E. Spencer Abraham, former Michigan GOP chairman and chief political operative for Vice President Quayle, was named yesterday to head the National Republican Congressional Campaign Committee, replacing Edward J. Rollins.
Moving Abraham, who spent nearly two weeks debating whether to take the job, was meant to ensure that the White House and the group that represents House Republicans are on speaking terms, a status rarely achieved in the two years the irreverent Rollins headed the NRCC.
Rollins said frequently that electing House Republicans, not pleasing the president, was his job and he frequently counseled Republicans to differ with the president if they had to do so to survive politically. The advice went unappreciated at the White House.
Abraham, who joined Quayle's staff a year ago, is expected to begin his new post March 1.
One GOP official described the move as another sign of the White House gearing up for the 1992 presidential election year, when interparty feuding and campaign operatives who will not hew to the party line are verboten.

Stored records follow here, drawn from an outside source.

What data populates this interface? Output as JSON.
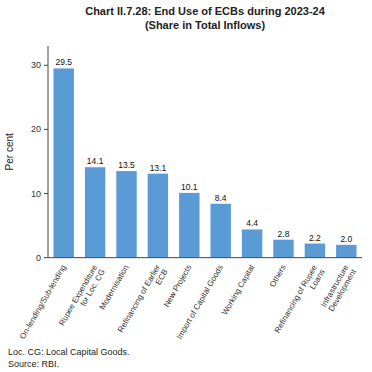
{
  "chart_data": {
    "type": "bar",
    "title": "Chart II.7.28: End Use of ECBs during 2023-24\n(Share in Total Inflows)",
    "categories": [
      "On-lending/Sub-lending",
      "Rupee Expenditure\nfor Loc. CG",
      "Modernisation",
      "Refinancing of Earlier\nECB",
      "New Projects",
      "Import of Capital Goods",
      "Working Capital",
      "Others",
      "Refinancing of Rupee\nLoans",
      "Infrastructure\nDevelopment"
    ],
    "values": [
      29.5,
      14.1,
      13.5,
      13.1,
      10.1,
      8.4,
      4.4,
      2.8,
      2.2,
      2.0
    ],
    "value_labels": [
      "29.5",
      "14.1",
      "13.5",
      "13.1",
      "10.1",
      "8.4",
      "4.4",
      "2.8",
      "2.2",
      "2.0"
    ],
    "color": "#5B9BD5",
    "ylabel": "Per cent",
    "ylim": [
      0,
      33
    ],
    "yticks": [
      0,
      10,
      20,
      30
    ],
    "grid": false,
    "data_labels": true,
    "annotations": [
      "Loc. CG: Local Capital Goods.",
      "Source: RBI."
    ]
  }
}
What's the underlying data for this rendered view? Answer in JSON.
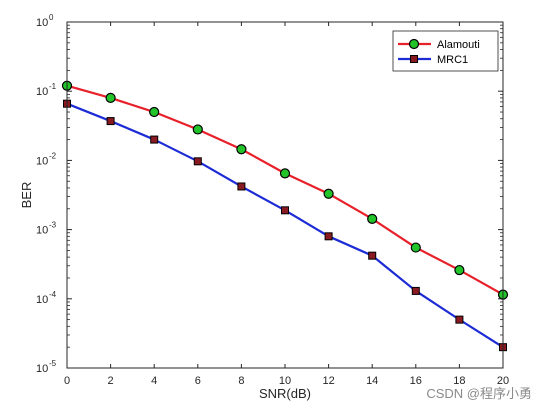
{
  "chart_data": {
    "type": "line",
    "xlabel": "SNR(dB)",
    "ylabel": "BER",
    "xlim": [
      0,
      20
    ],
    "ylim": [
      1e-05,
      1
    ],
    "yscale": "log",
    "grid": false,
    "legend_position": "top-right",
    "x": [
      0,
      2,
      4,
      6,
      8,
      10,
      12,
      14,
      16,
      18,
      20
    ],
    "x_ticks": [
      "0",
      "2",
      "4",
      "6",
      "8",
      "10",
      "12",
      "14",
      "16",
      "18",
      "20"
    ],
    "y_ticks": [
      {
        "value": 1,
        "base": "10",
        "exp": "0"
      },
      {
        "value": 0.1,
        "base": "10",
        "exp": "-1"
      },
      {
        "value": 0.01,
        "base": "10",
        "exp": "-2"
      },
      {
        "value": 0.001,
        "base": "10",
        "exp": "-3"
      },
      {
        "value": 0.0001,
        "base": "10",
        "exp": "-4"
      },
      {
        "value": 1e-05,
        "base": "10",
        "exp": "-5"
      }
    ],
    "series": [
      {
        "name": "Alamouti",
        "color": "#e8202a",
        "marker": "circle",
        "marker_fill": "#22c42a",
        "values": [
          0.12,
          0.08,
          0.05,
          0.028,
          0.0145,
          0.0065,
          0.0033,
          0.00143,
          0.00055,
          0.00026,
          0.000115
        ]
      },
      {
        "name": "MRC1",
        "color": "#1c2bd6",
        "marker": "square",
        "marker_fill": "#8a1a22",
        "values": [
          0.066,
          0.037,
          0.02,
          0.0097,
          0.0042,
          0.0019,
          0.0008,
          0.00042,
          0.00013,
          5e-05,
          2e-05
        ]
      }
    ]
  },
  "watermark": "CSDN @程序小勇"
}
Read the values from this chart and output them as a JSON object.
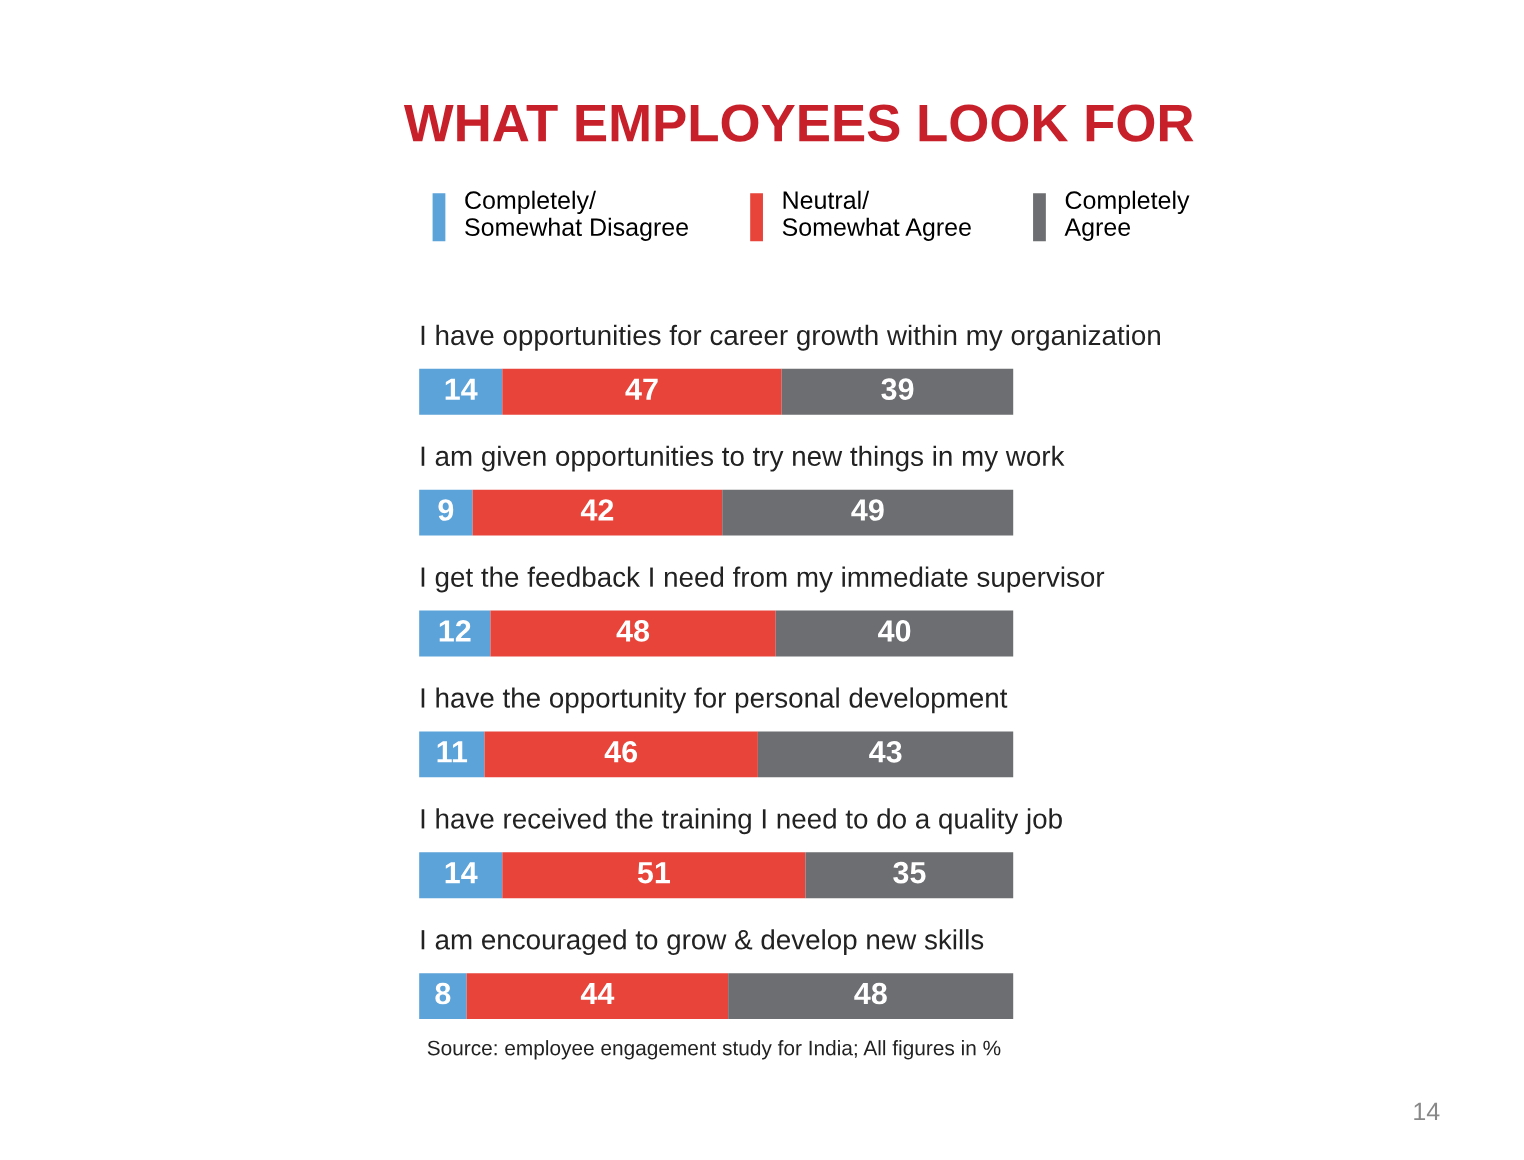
{
  "chart_data": {
    "type": "bar",
    "orientation": "horizontal",
    "stacked": true,
    "data_labels": true,
    "legend": "top",
    "title": "WHAT EMPLOYEES LOOK FOR",
    "categories": [
      "I have opportunities for career growth within my organization",
      "I am given opportunities to try new things in my work",
      "I get the feedback I need from my immediate supervisor",
      "I have the opportunity for personal development",
      "I have received the training I need to do a quality job",
      "I am encouraged to grow & develop new skills"
    ],
    "series": [
      {
        "name": "Completely/\nSomewhat Disagree",
        "color": "#5ba3d9",
        "values": [
          14,
          9,
          12,
          11,
          14,
          8
        ]
      },
      {
        "name": "Neutral/\nSomewhat Agree",
        "color": "#e8443a",
        "values": [
          47,
          42,
          48,
          46,
          51,
          44
        ]
      },
      {
        "name": "Completely\nAgree",
        "color": "#6d6e71",
        "values": [
          39,
          49,
          40,
          43,
          35,
          48
        ]
      }
    ],
    "annotations": [
      "Source: employee engagement study for India; All figures in %",
      "14"
    ]
  }
}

No replacement for Abraham on Quayle's staff has been announced. As is normal in a third year of an administration, a number of slots are opening up on the vice presidential staff.
Carnes Lord, the vice president's national security adviser, is leaving for the private sector, reportedly a think-tank post. Jon Glassman, the deputy, has been nominated for an ambassadorship to Paraguay.
Administration officials said Karl D. Jackson, director of the Asian bureau at the National Security Council, is in line to replace Lord. He, in turn, is expected to be replaced by Douglas Paal, a deputy there.